Intense lake-effect snowstorms regularly develop over the eastern Great Lakes, resulting in extreme winter weather conditions with snowfalls sometimes exceeding 1 m. The Ontario Winter Lake-effect Systems (OWLeS) field campaign sought to obtain unprecedented observations of these highly complex winter storms.

OWLeS employed an extensive and diverse array of instrumentation, including the University of Wyoming King Air research aircraft, five university-owned upper-air sounding systems, three Center for Severe Weather Research Doppler on Wheels radars, a wind profiler, profiling cloud and precipitation radars, an airborne lidar, mobile mesonets, deployable weather Pods, and snowfall and particle measuring systems. Close collaborations with National Weather Service Forecast Offices during and following OWLeS have provided a direct pathway for results of observational and numerical modeling analyses to improve the prediction of severe lake-effect snowstorm evolution.
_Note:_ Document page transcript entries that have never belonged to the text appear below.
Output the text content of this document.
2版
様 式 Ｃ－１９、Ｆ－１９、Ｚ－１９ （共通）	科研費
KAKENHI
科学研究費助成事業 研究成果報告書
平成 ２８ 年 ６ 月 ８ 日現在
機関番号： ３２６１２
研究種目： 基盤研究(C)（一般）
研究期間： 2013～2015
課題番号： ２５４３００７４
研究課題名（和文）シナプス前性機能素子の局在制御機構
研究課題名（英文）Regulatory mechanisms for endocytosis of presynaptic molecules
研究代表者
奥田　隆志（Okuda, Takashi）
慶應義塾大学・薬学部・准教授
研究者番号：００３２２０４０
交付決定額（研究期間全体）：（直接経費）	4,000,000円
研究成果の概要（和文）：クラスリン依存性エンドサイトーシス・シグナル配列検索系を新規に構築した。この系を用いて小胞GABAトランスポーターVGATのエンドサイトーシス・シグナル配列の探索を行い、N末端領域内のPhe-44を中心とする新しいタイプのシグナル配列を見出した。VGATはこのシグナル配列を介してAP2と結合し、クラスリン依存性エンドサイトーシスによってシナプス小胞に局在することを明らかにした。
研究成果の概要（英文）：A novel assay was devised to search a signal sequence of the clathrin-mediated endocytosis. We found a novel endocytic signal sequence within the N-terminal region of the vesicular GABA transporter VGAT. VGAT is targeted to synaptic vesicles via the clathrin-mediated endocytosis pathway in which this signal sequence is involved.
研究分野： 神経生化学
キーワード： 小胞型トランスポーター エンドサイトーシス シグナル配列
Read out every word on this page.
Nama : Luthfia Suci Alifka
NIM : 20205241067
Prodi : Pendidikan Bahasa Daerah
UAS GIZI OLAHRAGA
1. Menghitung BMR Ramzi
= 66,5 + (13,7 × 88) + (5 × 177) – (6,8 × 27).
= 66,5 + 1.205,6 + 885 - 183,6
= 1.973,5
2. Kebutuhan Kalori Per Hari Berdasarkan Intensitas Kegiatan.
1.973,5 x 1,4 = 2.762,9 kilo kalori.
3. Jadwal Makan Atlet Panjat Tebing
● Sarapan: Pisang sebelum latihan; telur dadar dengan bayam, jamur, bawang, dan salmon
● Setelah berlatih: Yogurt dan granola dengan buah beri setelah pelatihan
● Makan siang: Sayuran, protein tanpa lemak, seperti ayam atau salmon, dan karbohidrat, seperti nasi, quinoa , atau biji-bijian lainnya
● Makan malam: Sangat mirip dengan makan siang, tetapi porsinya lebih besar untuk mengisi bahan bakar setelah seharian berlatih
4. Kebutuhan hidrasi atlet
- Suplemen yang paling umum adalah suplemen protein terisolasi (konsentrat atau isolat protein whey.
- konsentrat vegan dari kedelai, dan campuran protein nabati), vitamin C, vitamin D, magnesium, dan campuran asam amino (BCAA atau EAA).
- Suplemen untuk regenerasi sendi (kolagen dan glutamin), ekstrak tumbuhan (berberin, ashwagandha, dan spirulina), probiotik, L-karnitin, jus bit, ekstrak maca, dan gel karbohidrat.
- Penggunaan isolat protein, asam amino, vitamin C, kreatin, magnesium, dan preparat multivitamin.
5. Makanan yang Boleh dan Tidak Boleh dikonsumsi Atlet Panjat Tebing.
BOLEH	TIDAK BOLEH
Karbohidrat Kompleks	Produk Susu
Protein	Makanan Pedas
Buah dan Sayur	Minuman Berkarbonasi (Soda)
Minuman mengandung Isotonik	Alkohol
The roles of atmospheric boundary layer processes over heterogeneous surfaces (water, ice, and land), mixed-phase microphysics within shallow convection, topography, and mesoscale convective structures are being explored.

More than 75 students representing nine institutions participated in a wide variety of data collection efforts, including the operation of radars, radiosonde systems, mobile mesonets, and snow observation equipment in challenging and severe winter weather environments.